Unter Marissa Mayer, die sich medial stets zu inszenieren wusste (etwa auf dem Cover der Modezeitschrift Vogue), von ehemaligen Mitarbeitern jedoch als kühl und schneidend beschrieben wird, versuchte Yahoo über vier Jahre Anschluss zu finden an die Großen der Internet-Industrie.

Zuletzt verlor Yahoo mehrere Hundert Millionen

Mit milliardenteuren Zukäufen (Beispiel: der Blog-Anbieter Tumblr) wollte Mayer den Dinosaurier wieder attraktiv machen. Das Konzept ging nicht auf. Zwar besuchen in den USA in manchen Monate an die 200 Millionen Nutzer das Yahoo-Angebot (Mail-Dienst, Webseiten für Finanzen, Sport, Dating, Wetter, Nachrichten, Reise, Gesundheit etc.). Nur Geld verdiente die Firma damit zuletzt immer weniger. Allein im zweiten Quartal dieses Jahres wies Yahoo einen Netto-Verlust von 440 Millionen Dollar aus. Die Zahl der Mitarbeiter wurde radikal auf zuletzt 8000 reduziert. Google (mit Youtube) und Facebook (mit Instagram) hatten bei ihren Akquisitionen die deutlich glücklichere Hand.

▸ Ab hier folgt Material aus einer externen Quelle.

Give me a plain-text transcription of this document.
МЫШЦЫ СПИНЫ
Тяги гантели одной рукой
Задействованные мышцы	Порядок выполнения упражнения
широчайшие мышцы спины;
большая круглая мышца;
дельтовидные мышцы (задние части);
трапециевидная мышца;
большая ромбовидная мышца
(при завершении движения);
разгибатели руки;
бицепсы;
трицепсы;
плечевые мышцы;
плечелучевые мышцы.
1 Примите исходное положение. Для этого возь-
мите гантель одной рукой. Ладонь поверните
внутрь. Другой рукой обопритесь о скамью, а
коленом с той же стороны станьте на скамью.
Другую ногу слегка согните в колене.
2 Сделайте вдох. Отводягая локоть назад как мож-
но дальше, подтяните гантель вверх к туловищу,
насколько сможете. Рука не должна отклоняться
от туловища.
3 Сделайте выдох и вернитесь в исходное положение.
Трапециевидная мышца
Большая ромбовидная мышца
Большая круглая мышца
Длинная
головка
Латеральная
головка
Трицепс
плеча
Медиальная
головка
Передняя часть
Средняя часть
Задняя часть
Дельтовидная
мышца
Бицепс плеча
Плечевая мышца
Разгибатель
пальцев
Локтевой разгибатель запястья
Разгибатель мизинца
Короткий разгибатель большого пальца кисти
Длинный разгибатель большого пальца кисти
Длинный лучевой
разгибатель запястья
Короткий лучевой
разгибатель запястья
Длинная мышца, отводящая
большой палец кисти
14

Mayer hatte den schleichenden Untergang zunächst mit einem fortwährenden Prozess von Umstrukturierungen, Stellenabbau und Zukäufen stoppen wollen. Top-Journalisten wie Katie Couric oder David Pogue wurden für die News-Seiten verpflichtet, dazu Dutzende Start-ups erworben und immenses Geld in mobile Apps und Video-Produktionen gesteckt. Als sich der erwünschte Effekt nicht einstellte, versucht sich Mayer über den Verkauf des Tafelsilbers in Fernost Luft zu verschaffen. Yahoo hält 15 Prozent am chinesischen Internet-Riesen Alibaba und rund 35 Prozent an Yahoo Japan – ein Paket im Wert von rund 40 Milliarden Dollar. Weil die Steuerbehörde in Washington dem auf Sparen angelegten Konstrukt die Zustimmung verweigerte, war spätestens seit Winter vergangenen Jahres die Zerschlagung von Yahoo absehbar.

Verizon dürfte merklich profitieren

Mayer stemmte sich gegen die Entwicklung, die ihren Ruf als Saniererin in beschädigt, lange mit Durchhalteparolen. Noch im Frühjahr sagte sie: „Wir haben vor dreieinhalb Jahren eine Firma übernommen, die trotz ihrer reichen Historie mit sinkenden Umsätzen zu kämpfen hatte – und haben daraus ein Yahoo gemacht, dass stärker und moderner ist.“ Da hatten die meisten Anleger schon die Geduld verloren.

Mit AOL und Yahoo hat Verizon nun die Nr. 3 und die Nr 6. der wertvollsten digitalen Marken in den USA im Konzern-Portfolio. Analysten sehen gute Chancen, dass sich Verizon einen nennenswerten Marktanteil bei der Internetwerbung sichern kann.

Für Mayer ist die Verizon-Übernahme dem Vernehmen nach mit Arbeitsplatzverlust verbunden. Ihr ehemaliger Google-Kollege Tim Armstrong, der unter dem Dach des Telefonanbieters bereits AOL weiterführt, wird voraussichtlich ihren Part übernehmen, melden US-Medien. Auch wenn Mayer selbst betont, dass sie „bleiben will“. Die einstige Vorzeigefrau der Web-Wirtschaft würde jedoch auch im Fall einer Dimission relativ weich fallen. Lautet Börsenmitteilung würde auf sie ein goldener Handschlag warten. Das Abfindungspaket soll rund 55 Millionen Dollar betragen.